A similar processes was used to check on reliability of quiddity parameters (using 76 period completely)

The introduction of groups and you may good pilot accuracy attempt endured 3 days, during which date the new codebook are modified once or twice. So you can shot accuracy, several programmers (scholar students) alone coded a group from 100 randomly chosen meme circumstances (on ten% of one’s decide to try). The fresh new agreement rates is actually looked at using the Krippendorff ( 2004b ) decide to try, with .66 given that minimum get to just accept an adjustable because necessary (Krippendorff, 2004a ). Eventually, a couple of variables, subculture (content) and you may photo number (form) obtained an inadequate get, and was indeed taken from the latest codebook, leaving forty eight parameters into genuine coding (Discover but in addition for the entire codebook of simple functions when you look at the our data). After reliability is established, the rest of the attempt are split up between them programmers.

System investigation

I working community study processes (Barabasi & Frangos, 2002 ; Newman, Barabasi, & Watts, 2006 ) to help you map the content, participation, and function similarities between meme occasions as well as their cohesiveness. Our very own stars regarding community had been the fresh meme instances, and their undirected links was indeed the common content, participation, and site de rencontre pour agriculteurs aux usa you will setting qualities.

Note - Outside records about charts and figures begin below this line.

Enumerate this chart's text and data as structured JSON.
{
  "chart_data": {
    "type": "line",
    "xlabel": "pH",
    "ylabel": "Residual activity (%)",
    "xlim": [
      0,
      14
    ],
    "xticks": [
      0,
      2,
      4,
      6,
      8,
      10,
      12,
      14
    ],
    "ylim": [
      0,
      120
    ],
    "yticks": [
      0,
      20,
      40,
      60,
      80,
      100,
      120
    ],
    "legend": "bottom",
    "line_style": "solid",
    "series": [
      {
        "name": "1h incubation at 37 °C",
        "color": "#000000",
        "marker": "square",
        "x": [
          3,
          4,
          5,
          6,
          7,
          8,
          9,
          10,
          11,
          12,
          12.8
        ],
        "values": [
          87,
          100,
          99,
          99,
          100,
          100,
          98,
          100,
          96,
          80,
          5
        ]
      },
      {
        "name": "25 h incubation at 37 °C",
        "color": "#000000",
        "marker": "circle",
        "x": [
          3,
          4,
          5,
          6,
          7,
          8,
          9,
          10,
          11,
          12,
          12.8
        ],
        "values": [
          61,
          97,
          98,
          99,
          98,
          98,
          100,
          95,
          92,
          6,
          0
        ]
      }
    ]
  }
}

Such as, when the meme times A beneficial and you may B display around three simple qualities in preferred, its tie manage lbs three. I created three independent undirected channels to have articles, means, and contribution, in addition to a system that combines every issue with her. The latter stands for the overall distance certainly one of meme occasions in our attempt.

Network analysis enabled distinguishing the essential central meme period, to put it differently, people who shared the greatest quantity of blogs, involvement, and you can means functions with individuals, as well as individuals who was in fact so much more peripheral, and thus got unique or rare functions ( ). While doing so, looking at the general build of your community, we could select clusters out of meme times with a high cohesiveness from content, participation, and you may function. We could up coming evaluate hence meme family members have been far more cohesive than simply someone else and you will show the web link between general qualities and you may nearest and dearest cohesiveness.

Measuring the fresh new cohesiveness off meme group

Structural cohesion inside the networking sites enjoys some dimensions (White & Harary, 2001 ). I chose the most simple you to, and you may compared brand new connections one of instances of the same family with connections outside the family unit members. The newest cohesiveness changeable was created to mention to what the total amount meme era were just like other occasions regarding the exact same family from inside the terms of simple posts, involvement, and you can form. Earliest, i computed the fresh system training (Barabasi & Frangos, 2002 ; Newman, Barabasi, & Watts, 2006 ) each and every meme particularly, i.e., the number of popular content, participation, and you can form characteristics this distributed to other days in the exact same friends sufficient reason for period from other household. Following, for every of the fifty meme group in our sample, we determined the fresh imply amount of preferred attributes the circumstances shared within this and beyond your family unit members. In the end, the fresh cohesiveness variable is actually recognized as the difference regarding imply amount of preferred attributes in this and you may outside a good meme friends.

Computing the newest individuality out of meme household

The new dimension from individuality level was designed to speak about how book a great meme household members was a student in regards to the simple articles, involvement, and you can form properties. To put it differently, uniqueness top mirrored the new pit between your common features of a good meme family members and traditional (the most used universal functions about entire decide to try). Very first, i calculated the latest part of stuff, participation, and you can form features within the per family; next, i computed this new part of for every trait on entire decide to try; finally, per meme family, i calculated the newest square root of your own sum of this new rectangular differences between the 2 (as in the algorithm to have simple departure). It was standard so you’re able to include 0 and step one, where step one signifies the number one individuality out-of a good meme nearest and dearest during the terms of its general attributes.